- Developer: Gadgetcrafts
- Publisher: iDevUA 2010-2012, Gadgetcrafts 2012 - now.
- Engine: Proprietary, Cocos 2D, Cocos 2D-X
- Platforms: iOS; Android;
- Release: 2009
- Genres: Puzzle, Physics, Tower collapse

= Glass Tower (video game) =

Glass Tower is a video game that was created by the Ukrainian studio, Gadgetcrafts. The game requires players to destroy a tower by tapping blue blocks in order to remove them, while simultaneously aiming to avoid the red blocks.
The first version was released early 2009 on the Apple AppStore.

It was followed by Glass Tower 2 which is also available on iOS only, and a few months its release, the special version made for iPad tablets was launched as Glass Tower 2 HD.
The game levels and graphics were completely redesigned from scratch to provide a better fit on the iPad screen.

In May 2010 Glass Tower 2, soon after release, had been ranked as the Top #1 free app in the US App Store charts, at the period between May and June 2010 also reached Top#1 position in the grossing apps list.
Glass Tower 2 HD, released a few months later, also was ranked in the Top 10 apps for iPad.

Glass Tower 3 was released a year later as a paid app, but did not have near the success as GT2. However, it includes support for both iPhone and iPad.

The last and final version was released in early 2013 and was entitled Glass Tower World. The game is available for both iOS and Android platforms as a free app.

==Critical receptions==

TouchArcade Review gave Glass Tower 3 a rank of 3.5 stars with conclusion:
Whether you've played a Glass Tower game before or are new to the series and looking for a new puzzler, Glass Tower 3 should be a title worth looking into. It's taken the success from earlier games, incorporated a ton of requested features, and then fleshed it out with enough new levels to keep you busy for quite some time. Physics-based puzzles aren't for everyone, and this game certainly won't change your mind if you're not a fan. However, if you're looking for something new, Glass Tower 3 looks to be a clear choice to check out.

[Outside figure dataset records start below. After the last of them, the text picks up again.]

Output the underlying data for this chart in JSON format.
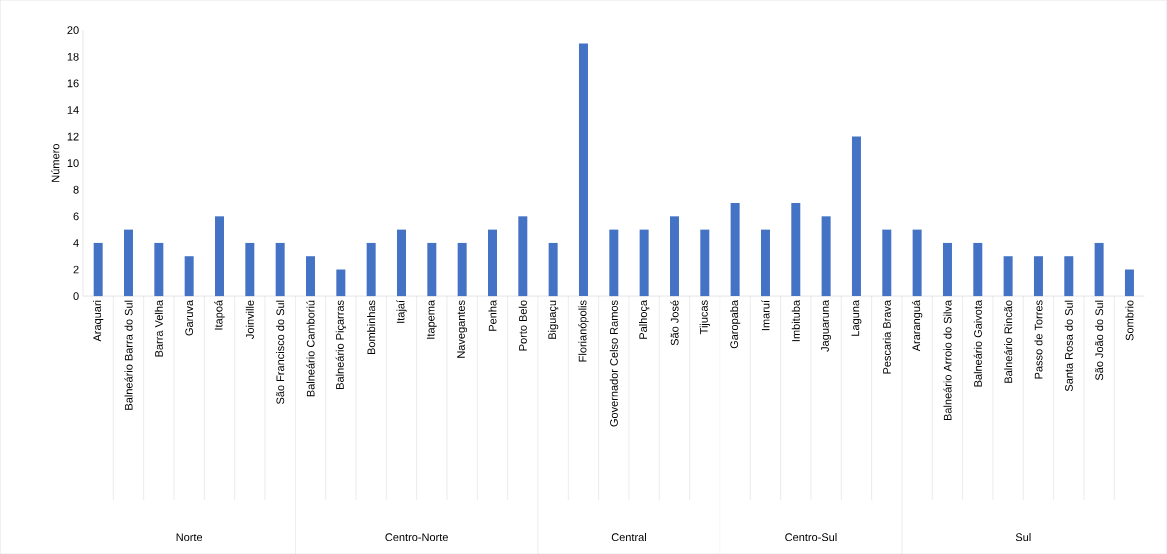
{
  "chart_data": {
    "type": "bar",
    "ylabel": "Número",
    "color": "#4472c4",
    "ylim": [
      0,
      20
    ],
    "yticks": [
      0,
      2,
      4,
      6,
      8,
      10,
      12,
      14,
      16,
      18,
      20
    ],
    "grid": false,
    "categories": [
      "Araquari",
      "Balneário Barra do Sul",
      "Barra Velha",
      "Garuva",
      "Itapoá",
      "Joinville",
      "São Francisco do Sul",
      "Balneário Camboriú",
      "Balneário Piçarras",
      "Bombinhas",
      "Itajaí",
      "Itapema",
      "Navegantes",
      "Penha",
      "Porto Belo",
      "Biguaçu",
      "Florianópolis",
      "Governador Celso Ramos",
      "Palhoça",
      "São José",
      "Tijucas",
      "Garopaba",
      "Imaruí",
      "Imbituba",
      "Jaguaruna",
      "Laguna",
      "Pescaria Brava",
      "Araranguá",
      "Balneário Arroio do Silva",
      "Balneário Gaivota",
      "Balneário Rincão",
      "Passo de Torres",
      "Santa Rosa do Sul",
      "São João do Sul",
      "Sombrio"
    ],
    "values": [
      4,
      5,
      4,
      3,
      6,
      4,
      4,
      3,
      2,
      4,
      5,
      4,
      4,
      5,
      6,
      4,
      19,
      5,
      5,
      6,
      5,
      7,
      5,
      7,
      6,
      12,
      5,
      5,
      4,
      4,
      3,
      3,
      3,
      4,
      2
    ],
    "annotations": [
      "Norte",
      "Centro-Norte",
      "Central",
      "Centro-Sul",
      "Sul"
    ]
  }
}
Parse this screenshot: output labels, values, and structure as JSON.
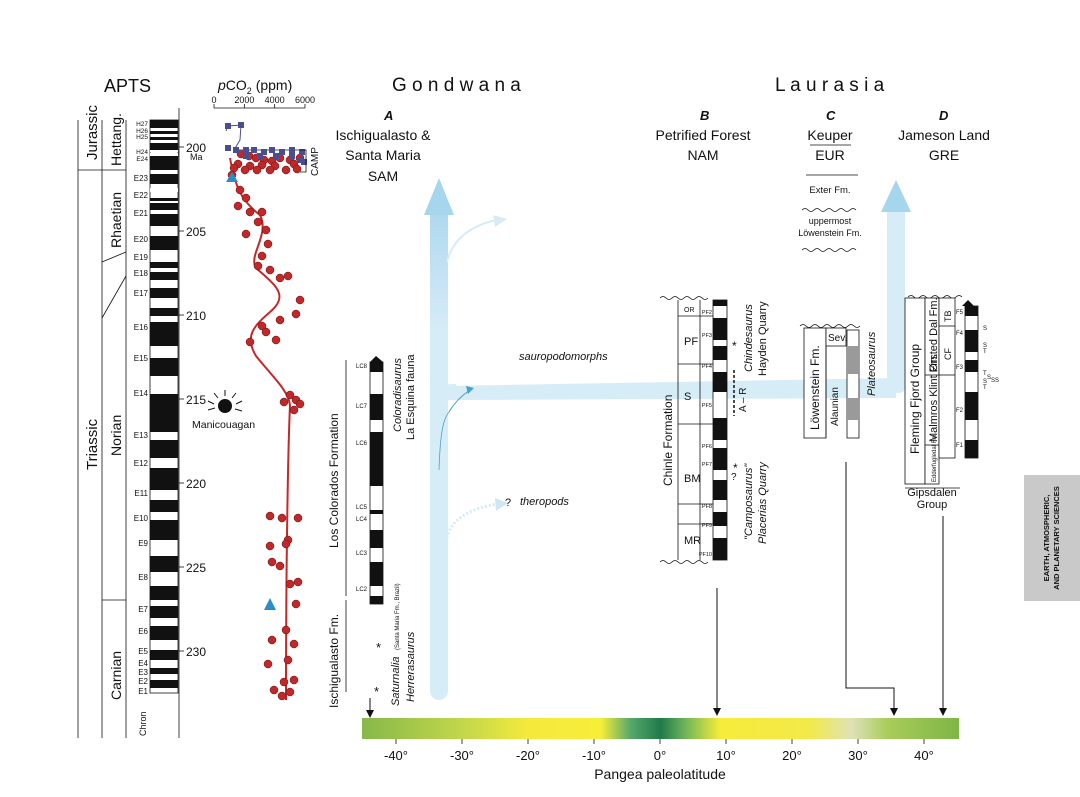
{
  "apts": {
    "title": "APTS",
    "periods": [
      "Jurassic",
      "Triassic"
    ],
    "stages": [
      "Hettang.",
      "Rhaetian",
      "Norian",
      "Carnian"
    ],
    "chron_label": "Chron",
    "age_unit": "Ma",
    "ages": [
      200,
      205,
      210,
      215,
      220,
      225,
      230
    ],
    "chrons": [
      "H27",
      "H26",
      "H25",
      "H24",
      "E24",
      "E23",
      "E22",
      "E21",
      "E20",
      "E19",
      "E18",
      "E17",
      "E16",
      "E15",
      "E14",
      "E13",
      "E12",
      "E11",
      "E10",
      "E9",
      "E8",
      "E7",
      "E6",
      "E5",
      "E4",
      "E3",
      "E2",
      "E1"
    ],
    "manicouagan": "Manicouagan"
  },
  "pco2": {
    "title_italic": "p",
    "title_main": "CO",
    "title_sub": "2",
    "title_unit": " (ppm)",
    "ticks": [
      0,
      2000,
      4000,
      6000
    ],
    "camp": "CAMP"
  },
  "regions": {
    "gondwana": "G o n d w a n a",
    "laurasia": "L a u r a s i a"
  },
  "sections": {
    "a": {
      "letter": "A",
      "line1": "Ischigualasto &",
      "line2": "Santa Maria",
      "line3": "SAM",
      "formation1": "Los Colorados Formation",
      "formation2": "Ischigualasto Fm.",
      "taxon1": "Coloradisaurus",
      "taxon1b": "La Esquina fauna",
      "taxon2": "Saturnalia",
      "taxon2b": "(Santa Maria Fm., Brazil)",
      "taxon3": "Herrerasaurus",
      "chrons": [
        "LC8",
        "LC7",
        "LC6",
        "LC5",
        "LC4",
        "LC3",
        "LC2"
      ]
    },
    "b": {
      "letter": "B",
      "line1": "Petrified Forest",
      "line2": "NAM",
      "formation": "Chinle Formation",
      "members": [
        "OR",
        "PF",
        "S",
        "BM",
        "MR"
      ],
      "chrons": [
        "PF2",
        "PF3",
        "PF4",
        "PF5",
        "PF6",
        "PF7",
        "PF8",
        "PF9",
        "PF10"
      ],
      "taxon1": "Chindesaurus",
      "taxon1b": "Hayden Quarry",
      "taxon2": "\"Camposaurus\"",
      "taxon2b": "Placerias Quarry",
      "ar": "A – R"
    },
    "c": {
      "letter": "C",
      "line1": "Keuper",
      "line2": "EUR",
      "exter": "Exter Fm.",
      "upper1": "uppermost",
      "upper2": "Löwenstein Fm.",
      "formation": "Löwenstein Fm.",
      "alaunian": "Alaunian",
      "sev": "Sev.",
      "taxon": "Plateosaurus"
    },
    "d": {
      "letter": "D",
      "line1": "Jameson Land",
      "line2": "GRE",
      "group": "Fleming Fjord Group",
      "orsted": "Ørsted Dal Fm.",
      "malmros": "Malmros Klint Fm.",
      "edder": "Edderfugledal Fm.",
      "tb": "TB",
      "cf": "CF",
      "gipsdalen1": "Gipsdalen",
      "gipsdalen2": "Group",
      "chrons": [
        "F5",
        "F4",
        "F3",
        "F2",
        "F1"
      ]
    }
  },
  "annotations": {
    "sauropodomorphs": "sauropodomorphs",
    "theropods": "theropods",
    "question": "?"
  },
  "latitude": {
    "title": "Pangea paleolatitude",
    "ticks": [
      "-40°",
      "-30°",
      "-20°",
      "-10°",
      "0°",
      "10°",
      "20°",
      "30°",
      "40°"
    ],
    "tick_values": [
      -40,
      -30,
      -20,
      -10,
      0,
      10,
      20,
      30,
      40
    ]
  },
  "journal_tab": {
    "line1": "EARTH, ATMOSPHERIC,",
    "line2": "AND PLANETARY SCIENCES"
  },
  "colors": {
    "curve": "#c62828",
    "dot": "#c0282a",
    "camp_square": "#4a4e8c",
    "arrow": "#cfe8f5",
    "triangle": "#2a8cc8"
  }
}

Apps Games Review said "Glass Tower 3+ is a very fun, addictive game that can be learned in seconds and enjoyed instantly. It starts off very simple to allow players to have a good time, and gets challenging later on without becoming frustrating. It's a must download game for those who enjoy puzzles or who just want some quick enjoyment on the go", and gave the game 4.5 stars.

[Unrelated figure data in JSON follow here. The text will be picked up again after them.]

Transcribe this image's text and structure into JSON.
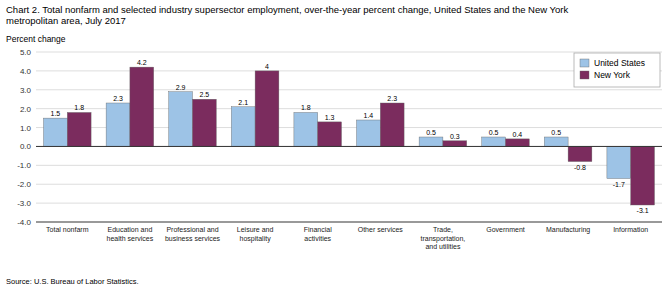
{
  "chart_data": {
    "type": "bar",
    "title": "Chart 2. Total nonfarm and selected industry supersector employment, over-the-year percent change, United States and the New York\nmetropolitan area, July 2017",
    "ylabel": "Percent change",
    "source": "Source: U.S. Bureau of Labor Statistics.",
    "categories": [
      "Total nonfarm",
      "Education and\nhealth services",
      "Professional and\nbusiness services",
      "Leisure and\nhospitality",
      "Financial\nactivities",
      "Other services",
      "Trade,\ntransportation,\nand utilities",
      "Government",
      "Manufacturing",
      "Information"
    ],
    "series": [
      {
        "name": "United States",
        "color": "#9DC3E6",
        "values": [
          1.5,
          2.3,
          2.9,
          2.1,
          1.8,
          1.4,
          0.5,
          0.5,
          0.5,
          -1.7
        ]
      },
      {
        "name": "New York",
        "color": "#7B2C5E",
        "values": [
          1.8,
          4.2,
          2.5,
          4.0,
          1.3,
          2.3,
          0.3,
          0.4,
          -0.8,
          -3.1
        ]
      }
    ],
    "ylim": [
      -4.0,
      5.0
    ],
    "yticks": [
      {
        "value": -4.0,
        "label": "-4.0"
      },
      {
        "value": -3.0,
        "label": "-3.0"
      },
      {
        "value": -2.0,
        "label": "-2.0"
      },
      {
        "value": -1.0,
        "label": "-1.0"
      },
      {
        "value": 0.0,
        "label": "0.0"
      },
      {
        "value": 1.0,
        "label": "1.0"
      },
      {
        "value": 2.0,
        "label": "2.0"
      },
      {
        "value": 3.0,
        "label": "3.0"
      },
      {
        "value": 4.0,
        "label": "4.0"
      },
      {
        "value": 5.0,
        "label": "5.0"
      }
    ],
    "grid": true,
    "legend": "upper right",
    "data_labels": true
  }
}
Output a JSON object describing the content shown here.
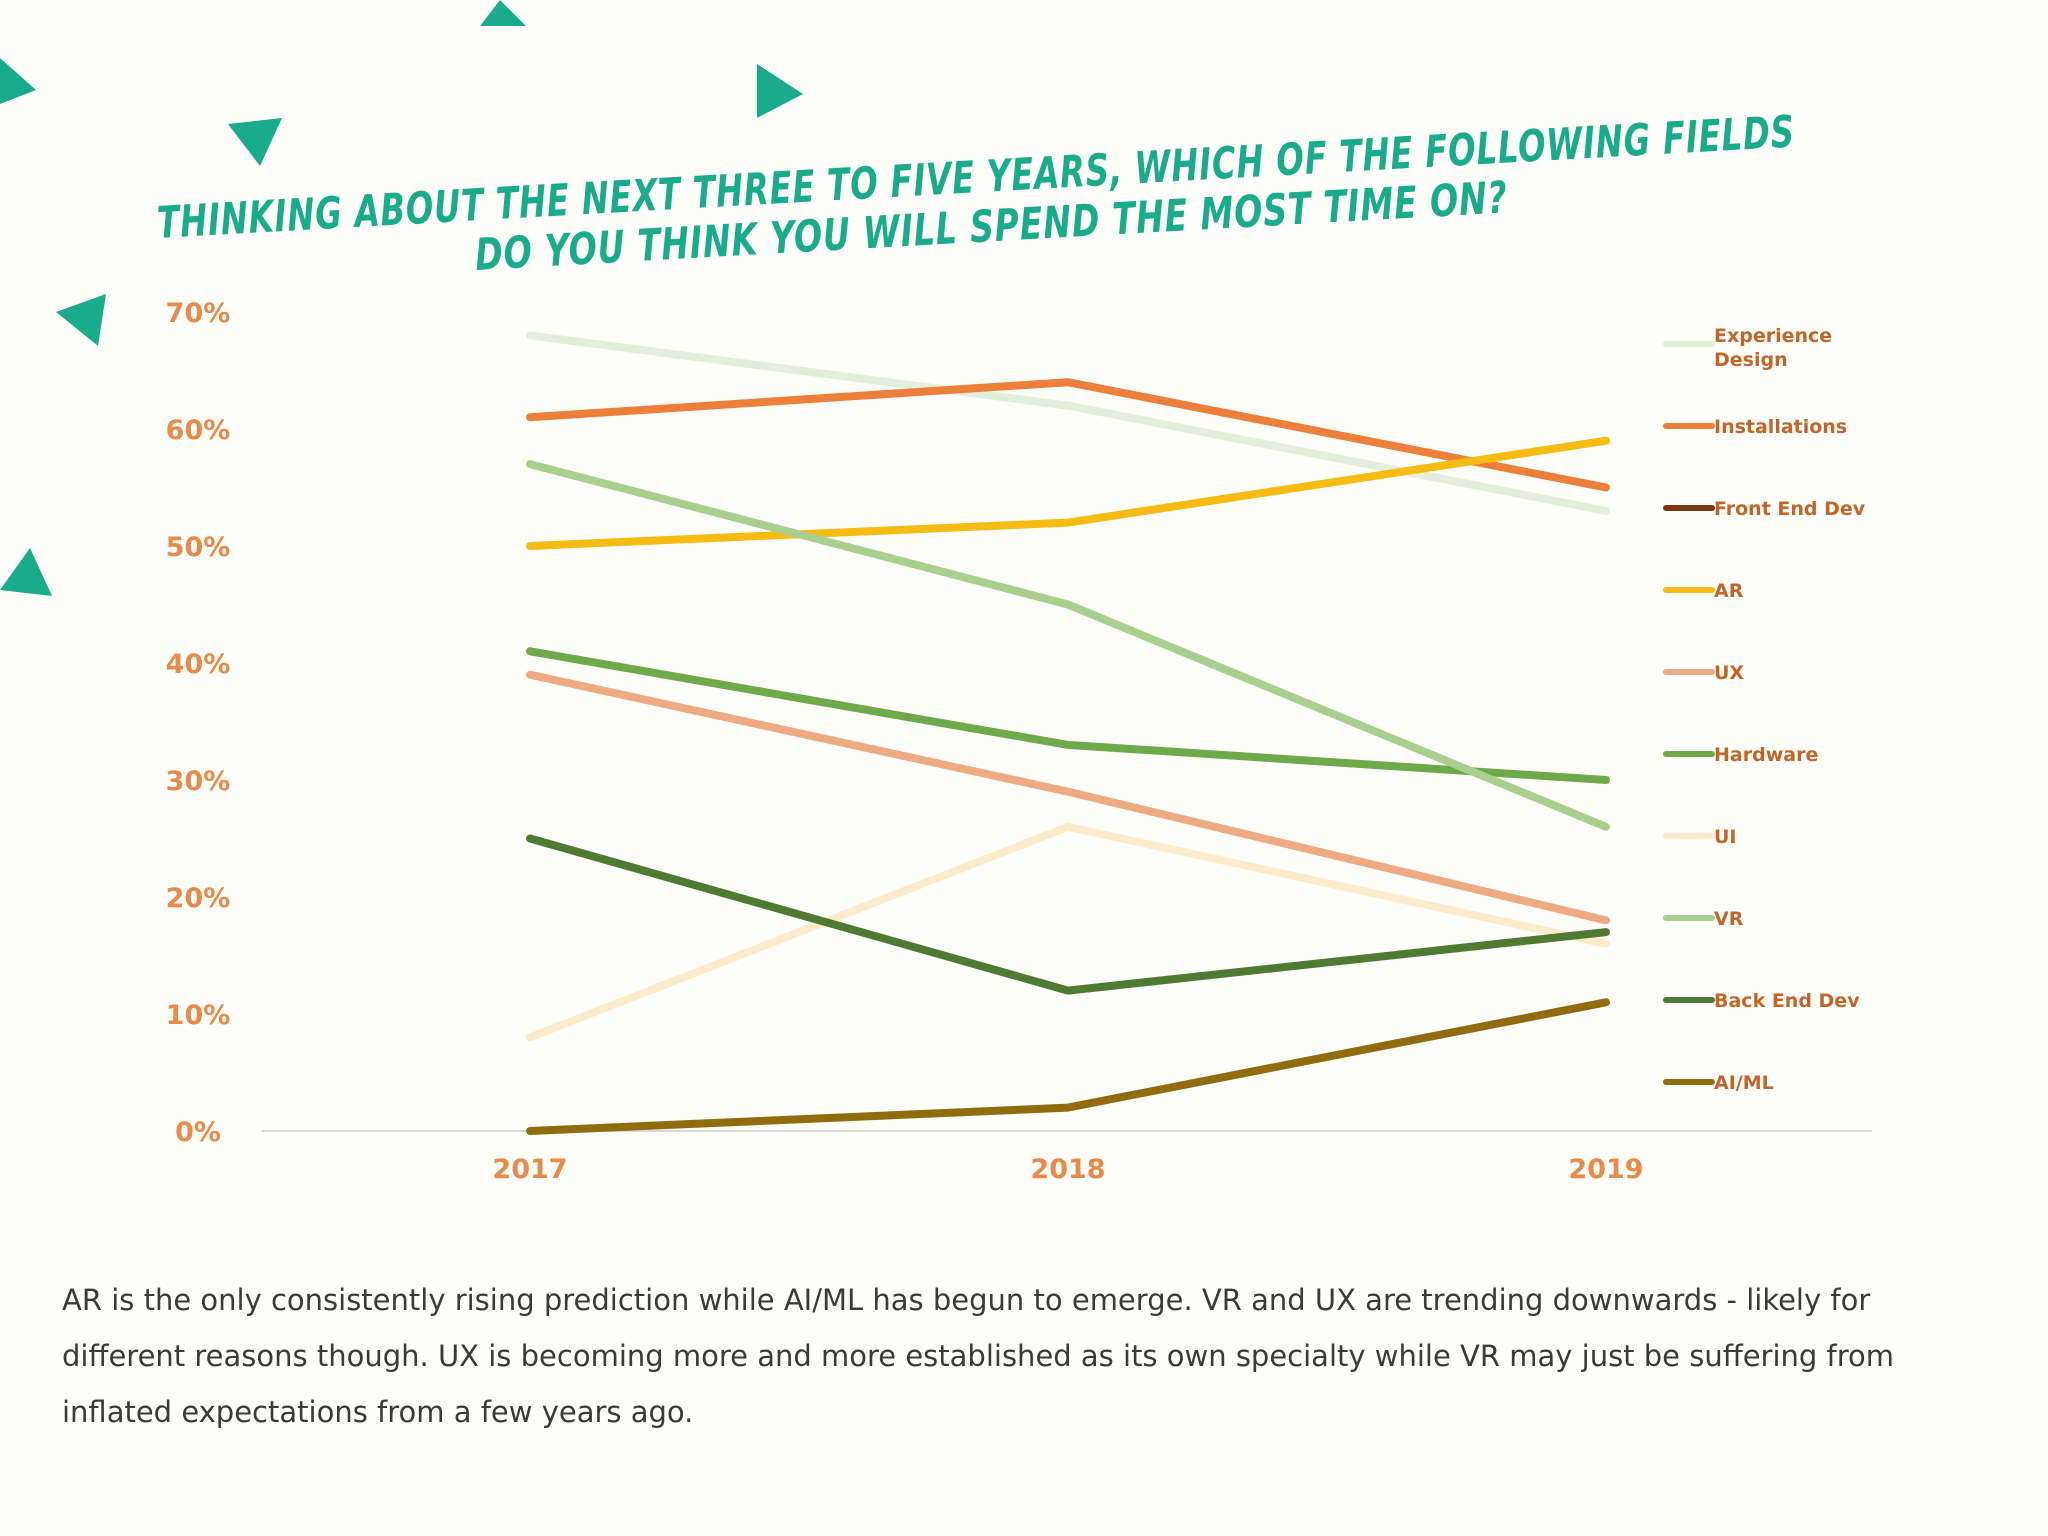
{
  "title": {
    "line1": "THINKING ABOUT THE NEXT THREE TO FIVE YEARS, WHICH OF THE FOLLOWING FIELDS",
    "line2": "DO YOU THINK YOU WILL SPEND THE MOST TIME ON?"
  },
  "caption": "AR is the only consistently rising prediction while AI/ML has begun to emerge. VR and UX are trending downwards - likely for different reasons though. UX is becoming more and more established as its own specialty while VR may just be suffering from inflated expectations from a few years ago.",
  "colors": {
    "accent": "#1aab8a",
    "tick_label": "#e88a4a",
    "legend_label": "#c0662a"
  },
  "chart_data": {
    "type": "line",
    "title": "THINKING ABOUT THE NEXT THREE TO FIVE YEARS, WHICH OF THE FOLLOWING FIELDS DO YOU THINK YOU WILL SPEND THE MOST TIME ON?",
    "xlabel": "",
    "ylabel": "",
    "x": [
      "2017",
      "2018",
      "2019"
    ],
    "ylim": [
      0,
      70
    ],
    "y_ticks": [
      "0%",
      "10%",
      "20%",
      "30%",
      "40%",
      "50%",
      "60%",
      "70%"
    ],
    "y_tick_values": [
      0,
      10,
      20,
      30,
      40,
      50,
      60,
      70
    ],
    "grid": false,
    "legend_position": "right",
    "series": [
      {
        "name": "Experience Design",
        "color": "#e3eedb",
        "values": [
          68,
          62,
          53
        ]
      },
      {
        "name": "Installations",
        "color": "#ec7f3a",
        "values": [
          61,
          64,
          55
        ]
      },
      {
        "name": "Front End Dev",
        "color": "#7a3512",
        "values": [
          null,
          null,
          null
        ]
      },
      {
        "name": "AR",
        "color": "#f6bc14",
        "values": [
          50,
          52,
          59
        ]
      },
      {
        "name": "UX",
        "color": "#eeaa82",
        "values": [
          39,
          29,
          18
        ]
      },
      {
        "name": "Hardware",
        "color": "#6faa4a",
        "values": [
          41,
          33,
          30
        ]
      },
      {
        "name": "UI",
        "color": "#fdeccb",
        "values": [
          8,
          26,
          16
        ]
      },
      {
        "name": "VR",
        "color": "#a8cf8e",
        "values": [
          57,
          45,
          26
        ]
      },
      {
        "name": "Back End Dev",
        "color": "#4f7a33",
        "values": [
          25,
          12,
          17
        ]
      },
      {
        "name": "AI/ML",
        "color": "#8f6c0e",
        "values": [
          0,
          2,
          11
        ]
      }
    ]
  }
}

AppSafari gave GT2 2.5 stars, writing "Glass Tower 2 is a great way to stretch your mind without losing any sweat, but for a more extensive puzzle game, you may have to fork over the extra cash". CommonSenseMedia rated the game 4 out of 5 stars, commenting "If you overlook the sneaky pricing on GLASS TOWER 2, it's a really great puzzle app. You are presented with stacks of differently-shaped glass blocks, and you must eliminate all the blue blocks (by tapping and shattering them) without letting any of the red blocks fall and break. It's an incredibly simple concept, but it's [sic] simplicity makes it addictive (which makes you all the more eager to buy the additional levels).

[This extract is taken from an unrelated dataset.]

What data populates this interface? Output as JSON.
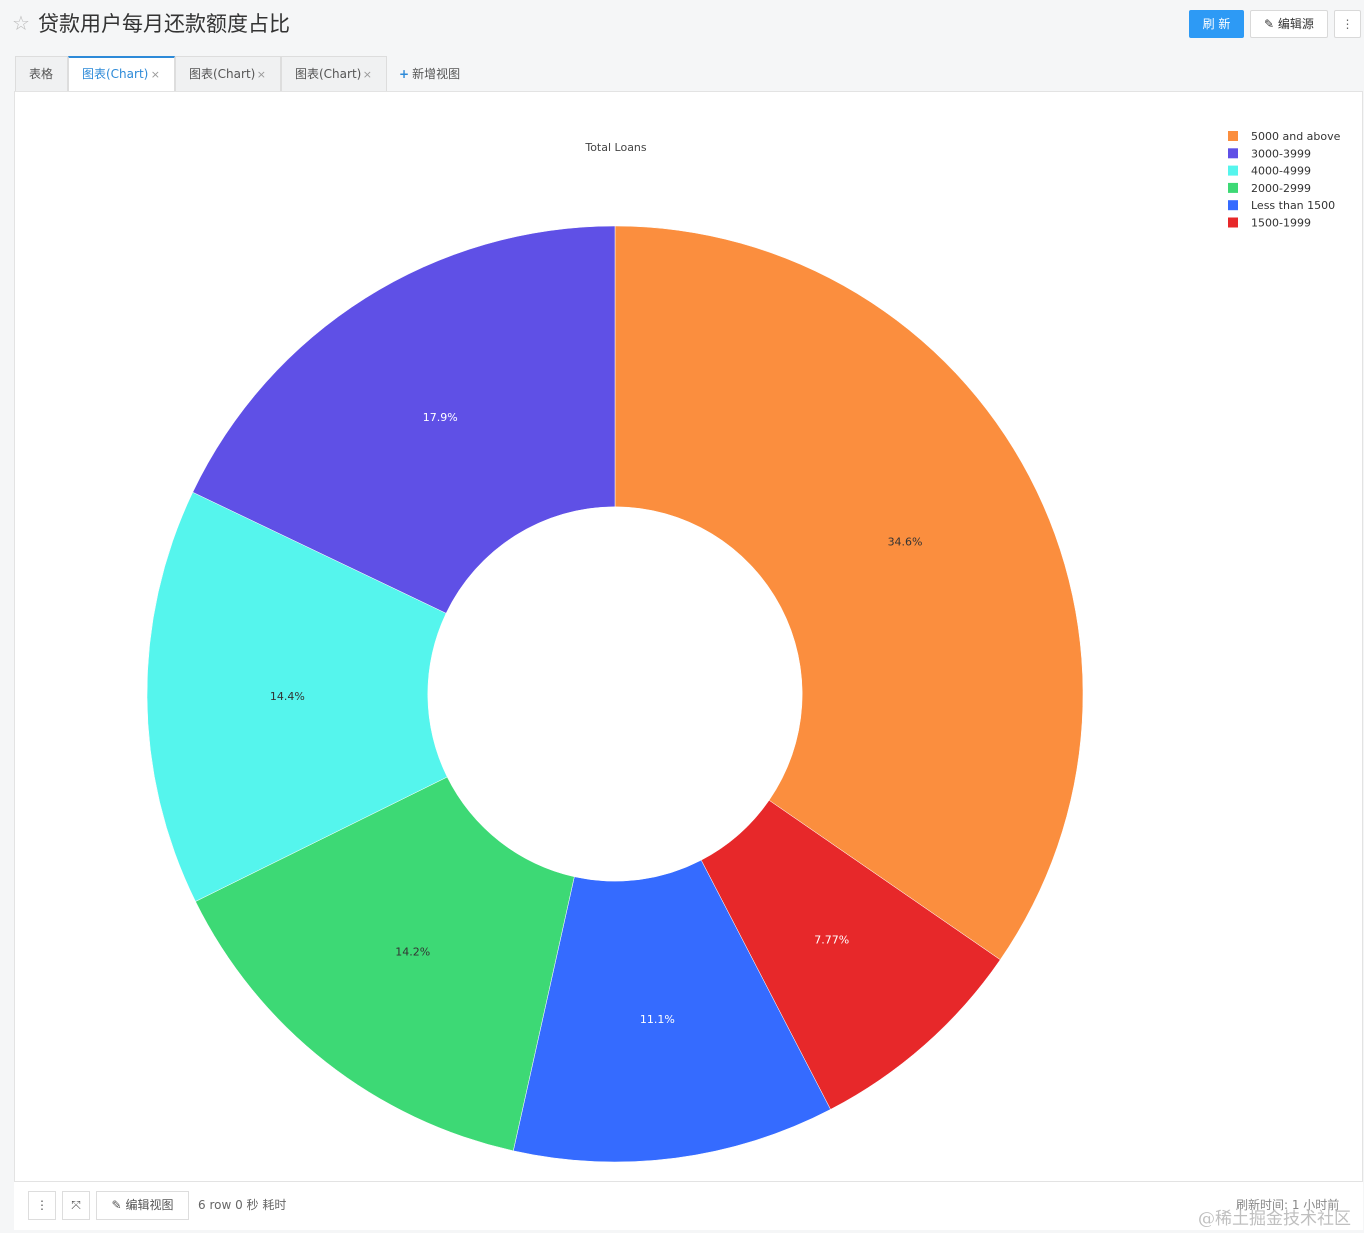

SlideToPlay gave GT3 a 3/5 score, writing "The Glass Tower series has always been great for challenging, yet easy-to-pick-up puzzle action, and Glass Tower 3 is no different. It mostly offers more of the same, but with a few notable enhancements that make it a better overall experience than its peers." TouchArcade gave it 3.5 stars, writing "Whether you've played a Glass Tower game before or are new to the series and looking for a new puzzler, Glass Tower 3 should be a title worth looking into. It's taken the success from earlier games, incorporated a ton of requested features, and then fleshed it out with enough new levels to keep you busy for quite some time".